I now have two sons who were diagnosed.  My oldest was diagnosed 8 years ago when he was 9.  My youngest was diagnosed this summer when he was 10.  One in the winter one in the summer, neither around a birthday.  We plan to have my middle son tested for the antibody that is present in both of my other two.  When my oldest was diagnosed, I did a lot of research and thought it was extremely rare for siblings to be diagnosed.  Since my youngest, I have found that it isn't as uncommon as I first thought.

Honestly with my oldest, I don't remember any "trigger" event.  He had been very tired, not thriving, and bedwetting for months.  I finally decided to make the pediatrician test him for an infection.  I suspected a bladder or kidney infection. 

With my youngest, he was given Prednisone one week prior to being diagnosed.  The Endo team believe that the prednisone didn't cause the Diabetese, just made it more prominent.  We were able to catch his very early and his sugar levels have been pretty level. 

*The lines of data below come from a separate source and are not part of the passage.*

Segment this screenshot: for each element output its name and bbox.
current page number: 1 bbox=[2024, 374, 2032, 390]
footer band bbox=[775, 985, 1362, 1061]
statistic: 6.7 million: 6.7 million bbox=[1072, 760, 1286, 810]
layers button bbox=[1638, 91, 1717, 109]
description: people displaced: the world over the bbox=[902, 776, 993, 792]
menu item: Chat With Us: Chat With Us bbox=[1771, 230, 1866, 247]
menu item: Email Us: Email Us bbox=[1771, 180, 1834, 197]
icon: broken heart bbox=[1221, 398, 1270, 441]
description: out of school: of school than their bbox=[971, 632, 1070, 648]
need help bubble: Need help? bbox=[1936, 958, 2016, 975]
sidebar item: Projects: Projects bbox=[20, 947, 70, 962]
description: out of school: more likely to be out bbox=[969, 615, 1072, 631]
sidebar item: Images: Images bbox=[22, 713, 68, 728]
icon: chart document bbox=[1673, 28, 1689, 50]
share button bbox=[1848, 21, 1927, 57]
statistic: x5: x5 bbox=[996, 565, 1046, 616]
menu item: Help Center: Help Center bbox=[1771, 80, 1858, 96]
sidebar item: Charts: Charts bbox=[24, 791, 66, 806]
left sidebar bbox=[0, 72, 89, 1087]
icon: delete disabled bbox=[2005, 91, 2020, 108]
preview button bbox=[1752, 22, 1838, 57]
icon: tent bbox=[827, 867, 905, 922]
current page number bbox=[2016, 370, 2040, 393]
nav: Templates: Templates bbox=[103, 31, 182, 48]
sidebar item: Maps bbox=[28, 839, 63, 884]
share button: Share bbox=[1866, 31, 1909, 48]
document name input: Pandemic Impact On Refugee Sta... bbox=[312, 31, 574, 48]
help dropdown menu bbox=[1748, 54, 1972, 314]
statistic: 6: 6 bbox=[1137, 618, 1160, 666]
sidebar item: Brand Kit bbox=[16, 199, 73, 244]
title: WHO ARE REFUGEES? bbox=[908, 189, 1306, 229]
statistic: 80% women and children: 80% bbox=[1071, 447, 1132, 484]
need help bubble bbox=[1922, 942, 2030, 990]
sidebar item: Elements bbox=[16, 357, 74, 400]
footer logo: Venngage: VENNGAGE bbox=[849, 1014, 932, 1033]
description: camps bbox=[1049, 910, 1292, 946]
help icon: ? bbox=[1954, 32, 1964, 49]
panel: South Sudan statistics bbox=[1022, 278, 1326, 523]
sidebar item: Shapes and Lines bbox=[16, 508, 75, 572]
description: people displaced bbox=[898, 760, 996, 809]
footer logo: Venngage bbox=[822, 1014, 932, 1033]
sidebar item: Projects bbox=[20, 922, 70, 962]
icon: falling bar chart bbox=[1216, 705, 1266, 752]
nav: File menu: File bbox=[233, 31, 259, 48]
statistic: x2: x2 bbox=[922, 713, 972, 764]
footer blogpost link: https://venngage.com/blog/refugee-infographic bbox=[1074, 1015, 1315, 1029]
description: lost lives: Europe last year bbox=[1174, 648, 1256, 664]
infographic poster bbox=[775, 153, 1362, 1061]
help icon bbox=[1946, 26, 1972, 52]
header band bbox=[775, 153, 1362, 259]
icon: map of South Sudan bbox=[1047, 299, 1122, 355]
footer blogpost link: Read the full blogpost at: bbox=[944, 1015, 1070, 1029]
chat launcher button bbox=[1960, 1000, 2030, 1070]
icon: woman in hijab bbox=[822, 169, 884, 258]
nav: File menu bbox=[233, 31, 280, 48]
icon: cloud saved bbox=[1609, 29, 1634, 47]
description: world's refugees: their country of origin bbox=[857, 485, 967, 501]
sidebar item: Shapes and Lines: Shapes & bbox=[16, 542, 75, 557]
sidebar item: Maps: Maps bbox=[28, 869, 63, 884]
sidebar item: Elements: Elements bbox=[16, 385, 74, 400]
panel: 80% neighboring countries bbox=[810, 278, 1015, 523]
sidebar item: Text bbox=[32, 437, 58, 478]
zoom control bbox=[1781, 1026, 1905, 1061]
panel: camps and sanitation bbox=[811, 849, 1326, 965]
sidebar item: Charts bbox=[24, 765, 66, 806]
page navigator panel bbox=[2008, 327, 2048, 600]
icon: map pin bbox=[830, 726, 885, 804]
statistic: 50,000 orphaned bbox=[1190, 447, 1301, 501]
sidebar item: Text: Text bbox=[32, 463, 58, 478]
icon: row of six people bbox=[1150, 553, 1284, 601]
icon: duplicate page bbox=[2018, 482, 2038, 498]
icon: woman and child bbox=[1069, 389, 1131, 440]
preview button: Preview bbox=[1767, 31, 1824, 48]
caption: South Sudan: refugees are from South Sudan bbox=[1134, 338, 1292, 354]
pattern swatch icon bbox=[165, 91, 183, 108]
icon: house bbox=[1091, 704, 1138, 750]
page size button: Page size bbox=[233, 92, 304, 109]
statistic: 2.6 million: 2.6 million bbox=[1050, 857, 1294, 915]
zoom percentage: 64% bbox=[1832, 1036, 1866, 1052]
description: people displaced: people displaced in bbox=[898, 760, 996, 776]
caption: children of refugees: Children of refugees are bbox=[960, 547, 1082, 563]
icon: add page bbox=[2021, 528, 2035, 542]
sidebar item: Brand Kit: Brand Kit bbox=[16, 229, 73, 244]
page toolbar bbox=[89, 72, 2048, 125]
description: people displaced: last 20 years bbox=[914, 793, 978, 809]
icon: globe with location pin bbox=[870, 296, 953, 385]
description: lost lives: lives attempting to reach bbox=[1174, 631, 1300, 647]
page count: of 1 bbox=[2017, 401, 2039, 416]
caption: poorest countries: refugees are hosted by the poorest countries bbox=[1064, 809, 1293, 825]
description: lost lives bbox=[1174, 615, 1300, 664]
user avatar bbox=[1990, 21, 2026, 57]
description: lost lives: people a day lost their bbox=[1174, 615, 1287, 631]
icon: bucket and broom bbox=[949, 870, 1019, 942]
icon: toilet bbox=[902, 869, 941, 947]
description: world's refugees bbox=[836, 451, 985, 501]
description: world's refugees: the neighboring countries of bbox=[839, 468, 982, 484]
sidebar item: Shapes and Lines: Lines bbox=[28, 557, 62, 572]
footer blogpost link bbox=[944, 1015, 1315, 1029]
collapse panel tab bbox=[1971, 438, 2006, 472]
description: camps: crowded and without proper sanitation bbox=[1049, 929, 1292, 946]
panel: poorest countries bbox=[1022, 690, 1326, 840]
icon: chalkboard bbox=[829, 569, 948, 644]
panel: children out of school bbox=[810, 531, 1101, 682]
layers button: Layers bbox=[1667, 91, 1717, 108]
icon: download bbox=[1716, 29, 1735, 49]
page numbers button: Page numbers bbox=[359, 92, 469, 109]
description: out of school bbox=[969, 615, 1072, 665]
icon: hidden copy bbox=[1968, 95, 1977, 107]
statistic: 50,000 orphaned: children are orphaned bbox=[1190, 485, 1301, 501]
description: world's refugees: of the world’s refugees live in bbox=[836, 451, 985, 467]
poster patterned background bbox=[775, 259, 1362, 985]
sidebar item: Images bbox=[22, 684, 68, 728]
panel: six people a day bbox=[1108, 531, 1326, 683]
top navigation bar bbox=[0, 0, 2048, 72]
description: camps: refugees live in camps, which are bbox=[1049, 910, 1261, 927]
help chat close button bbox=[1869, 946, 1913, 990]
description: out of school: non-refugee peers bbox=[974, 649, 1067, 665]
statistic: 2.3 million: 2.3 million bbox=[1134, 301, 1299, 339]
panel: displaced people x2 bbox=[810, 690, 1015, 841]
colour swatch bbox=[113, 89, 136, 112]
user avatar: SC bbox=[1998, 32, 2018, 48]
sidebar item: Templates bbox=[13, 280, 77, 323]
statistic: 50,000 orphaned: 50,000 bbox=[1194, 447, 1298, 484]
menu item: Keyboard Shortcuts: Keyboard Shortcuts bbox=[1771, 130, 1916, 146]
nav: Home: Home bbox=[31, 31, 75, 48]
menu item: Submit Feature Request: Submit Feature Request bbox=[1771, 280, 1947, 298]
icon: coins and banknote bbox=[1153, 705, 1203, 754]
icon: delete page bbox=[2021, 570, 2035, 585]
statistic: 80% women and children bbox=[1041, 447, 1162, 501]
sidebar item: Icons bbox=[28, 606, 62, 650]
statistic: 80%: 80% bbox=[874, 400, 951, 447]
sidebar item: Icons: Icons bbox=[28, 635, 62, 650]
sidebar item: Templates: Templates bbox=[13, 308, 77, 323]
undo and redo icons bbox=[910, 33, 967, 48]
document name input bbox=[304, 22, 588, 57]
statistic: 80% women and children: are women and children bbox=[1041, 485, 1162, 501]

It has been explained to us that some people are born with this antibody and a virus may trigger it.  The antibodies then attack the pancreas and kill the beta cells.  All three of my boys had their immunizations.  Some were late, others were on time.  We homeschooled for a long time, so we weren't concerned about keeping them as up to date.  I would love to see a study done on the antibody's reaction to immunizations.  It could be that in some cases, they trigger the antibody to attack.

 


(Dave) #19

My son was diagnosed at 2 1/2yrs old and it was not after receiving any immunization shots.  Prior to this our son has had a number of ear infections and a bladder infection.  It was mentioned that one of those may have triggered his diabetes.  THere is also a history of Type 1 and Type 2 on both sides of our family so I'm sure genetics played a large part in him having diabetes.  I myself am not diabetic but have had a few lows in the past 6 months, so I now consider myself pre-diabetic.  Nothing has shown up after being tested yet so it's up to me to take care of myself.  Let me tell ya I now know how my son feels when he is low, I was as low as 2.1 and it's not a nice feeling at all, but at 4yrs old my little guy knew how to look after me by running to get me one of his juiceboxes. Until it is proven what causes diabetes we can only guess but it makes you wonder just what it is that does cause it.


(melbaugher) #20

There is only one very distant cousin who is a type 1 in my family.

I have wondered, however about vaccines. My daugher was 9 and had the varivax (Chicken Pox) booster shot at her 9 year check up in April. I don't know if there is a connection, but she started showing symptoms 2.5 months later, and was diagnosed 4 months later.